If I say that a human speaking from a Spanish phrasebook does not understand Spanish, and someone who does understands it a little can go off phrasebook a bit, someone who understands it a lot can go as far as you like. ChatGPT can go off phrasebook in English extremely well and very far, and make text which is coherent, more or less on topic, novel, can give word-play examples and speculate on words that don't actually exist.

Does it have 'true understanding', whatever that is, as a Boolean yes/no? No.

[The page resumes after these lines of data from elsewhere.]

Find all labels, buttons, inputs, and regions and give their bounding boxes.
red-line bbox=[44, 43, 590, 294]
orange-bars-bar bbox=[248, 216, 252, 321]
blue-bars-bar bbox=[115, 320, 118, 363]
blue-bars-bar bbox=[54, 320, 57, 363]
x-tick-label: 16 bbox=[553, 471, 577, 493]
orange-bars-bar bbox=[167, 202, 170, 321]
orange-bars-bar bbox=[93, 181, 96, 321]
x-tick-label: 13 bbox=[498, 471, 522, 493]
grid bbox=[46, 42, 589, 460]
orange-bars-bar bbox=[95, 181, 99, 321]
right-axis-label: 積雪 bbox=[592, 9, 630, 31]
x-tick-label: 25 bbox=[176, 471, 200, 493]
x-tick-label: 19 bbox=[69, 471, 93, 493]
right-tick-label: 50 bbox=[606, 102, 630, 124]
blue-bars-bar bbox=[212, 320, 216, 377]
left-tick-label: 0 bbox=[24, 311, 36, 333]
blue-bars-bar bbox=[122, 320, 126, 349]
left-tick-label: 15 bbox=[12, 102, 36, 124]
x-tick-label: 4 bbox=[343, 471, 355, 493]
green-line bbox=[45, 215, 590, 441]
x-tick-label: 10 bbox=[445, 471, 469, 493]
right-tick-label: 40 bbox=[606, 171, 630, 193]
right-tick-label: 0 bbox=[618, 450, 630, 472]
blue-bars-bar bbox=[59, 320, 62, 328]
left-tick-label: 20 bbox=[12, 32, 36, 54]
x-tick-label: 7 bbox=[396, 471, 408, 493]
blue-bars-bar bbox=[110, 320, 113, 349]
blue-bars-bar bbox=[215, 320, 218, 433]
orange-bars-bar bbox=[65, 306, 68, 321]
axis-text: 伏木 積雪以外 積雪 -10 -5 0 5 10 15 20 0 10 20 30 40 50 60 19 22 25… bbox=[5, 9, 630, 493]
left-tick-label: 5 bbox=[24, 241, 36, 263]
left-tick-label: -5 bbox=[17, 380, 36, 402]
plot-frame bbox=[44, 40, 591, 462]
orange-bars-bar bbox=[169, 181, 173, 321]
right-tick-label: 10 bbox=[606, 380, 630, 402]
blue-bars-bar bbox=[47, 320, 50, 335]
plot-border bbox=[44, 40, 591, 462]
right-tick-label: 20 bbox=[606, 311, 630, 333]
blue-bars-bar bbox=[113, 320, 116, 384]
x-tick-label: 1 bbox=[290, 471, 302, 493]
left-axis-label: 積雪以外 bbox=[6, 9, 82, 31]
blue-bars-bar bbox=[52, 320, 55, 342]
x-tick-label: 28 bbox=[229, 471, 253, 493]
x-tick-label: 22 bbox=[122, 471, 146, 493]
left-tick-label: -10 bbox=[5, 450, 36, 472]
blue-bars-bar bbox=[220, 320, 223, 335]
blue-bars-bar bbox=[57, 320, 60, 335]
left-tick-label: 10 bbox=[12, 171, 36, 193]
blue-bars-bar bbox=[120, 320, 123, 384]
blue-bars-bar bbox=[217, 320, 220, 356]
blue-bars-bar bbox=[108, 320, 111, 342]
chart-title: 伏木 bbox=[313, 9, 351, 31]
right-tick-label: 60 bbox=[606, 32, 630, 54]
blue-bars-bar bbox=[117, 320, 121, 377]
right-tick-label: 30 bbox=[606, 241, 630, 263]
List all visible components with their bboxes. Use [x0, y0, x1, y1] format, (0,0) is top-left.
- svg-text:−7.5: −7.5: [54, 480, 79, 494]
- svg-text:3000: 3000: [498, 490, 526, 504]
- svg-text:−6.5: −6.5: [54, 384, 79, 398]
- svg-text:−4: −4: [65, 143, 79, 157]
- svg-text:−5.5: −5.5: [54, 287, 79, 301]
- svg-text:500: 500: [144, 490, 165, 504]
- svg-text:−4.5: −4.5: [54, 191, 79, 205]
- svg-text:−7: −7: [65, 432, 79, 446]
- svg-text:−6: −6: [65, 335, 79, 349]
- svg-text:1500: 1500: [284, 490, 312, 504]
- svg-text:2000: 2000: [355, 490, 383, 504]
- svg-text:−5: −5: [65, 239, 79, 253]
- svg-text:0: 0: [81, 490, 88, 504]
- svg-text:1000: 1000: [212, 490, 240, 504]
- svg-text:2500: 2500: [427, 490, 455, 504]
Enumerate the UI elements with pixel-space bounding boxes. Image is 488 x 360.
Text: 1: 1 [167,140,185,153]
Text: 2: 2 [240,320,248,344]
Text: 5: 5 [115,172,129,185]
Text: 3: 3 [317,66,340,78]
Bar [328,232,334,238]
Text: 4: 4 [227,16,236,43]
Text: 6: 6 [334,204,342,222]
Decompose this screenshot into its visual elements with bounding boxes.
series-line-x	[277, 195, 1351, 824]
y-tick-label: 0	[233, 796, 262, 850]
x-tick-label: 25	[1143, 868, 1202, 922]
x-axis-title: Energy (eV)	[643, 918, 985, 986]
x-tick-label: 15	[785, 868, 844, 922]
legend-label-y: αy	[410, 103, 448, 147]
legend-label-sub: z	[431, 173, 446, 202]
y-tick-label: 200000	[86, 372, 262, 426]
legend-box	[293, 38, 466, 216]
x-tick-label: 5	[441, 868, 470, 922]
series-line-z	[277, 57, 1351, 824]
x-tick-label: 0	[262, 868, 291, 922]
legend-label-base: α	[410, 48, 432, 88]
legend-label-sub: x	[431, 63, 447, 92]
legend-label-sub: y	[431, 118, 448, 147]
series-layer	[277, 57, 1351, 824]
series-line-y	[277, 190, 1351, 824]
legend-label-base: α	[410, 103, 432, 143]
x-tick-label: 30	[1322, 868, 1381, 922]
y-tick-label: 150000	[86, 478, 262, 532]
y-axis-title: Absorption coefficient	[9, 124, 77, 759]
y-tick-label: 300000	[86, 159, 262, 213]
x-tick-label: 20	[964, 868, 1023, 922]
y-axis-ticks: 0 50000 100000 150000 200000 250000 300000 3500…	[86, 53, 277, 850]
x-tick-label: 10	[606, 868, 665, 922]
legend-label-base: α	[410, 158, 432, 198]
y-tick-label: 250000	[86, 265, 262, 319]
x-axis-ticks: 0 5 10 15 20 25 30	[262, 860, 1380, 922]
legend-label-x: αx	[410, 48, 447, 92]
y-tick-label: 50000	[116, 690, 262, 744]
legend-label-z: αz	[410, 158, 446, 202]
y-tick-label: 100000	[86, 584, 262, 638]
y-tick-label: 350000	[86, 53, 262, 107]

Does it have 'more understanding' than an AI decision tree of yesteryear, than a pocket calculator, than an Eliza chatbot, than a Spanish phrasebook, than Stockfish chess minmaxer? ...yes? yes.

Non-zero understanding.

[1] https://en.wikipedia.org/wiki/Mechanical_Turk

[2] https://www.zdnet.com/article/computer-chatbot-eugene-goostm...

Humans don't even have "true understanding" if you define it as understanding everything.

There are things we understand and things we don't.

Same with chatGPT. This is new. Because prior to this, a computer literally had, in your words, zero understanding.

I think the thing that throws everyone off is the fact that things that are obviously understood by humans are in many cases not understood by chatGPT. But the things chatgpt does understand are real and have never been seen before till now.

The virtual machine example I posted is just one aspect of something it does understand and imo, it's not a far leap to get it to understand more.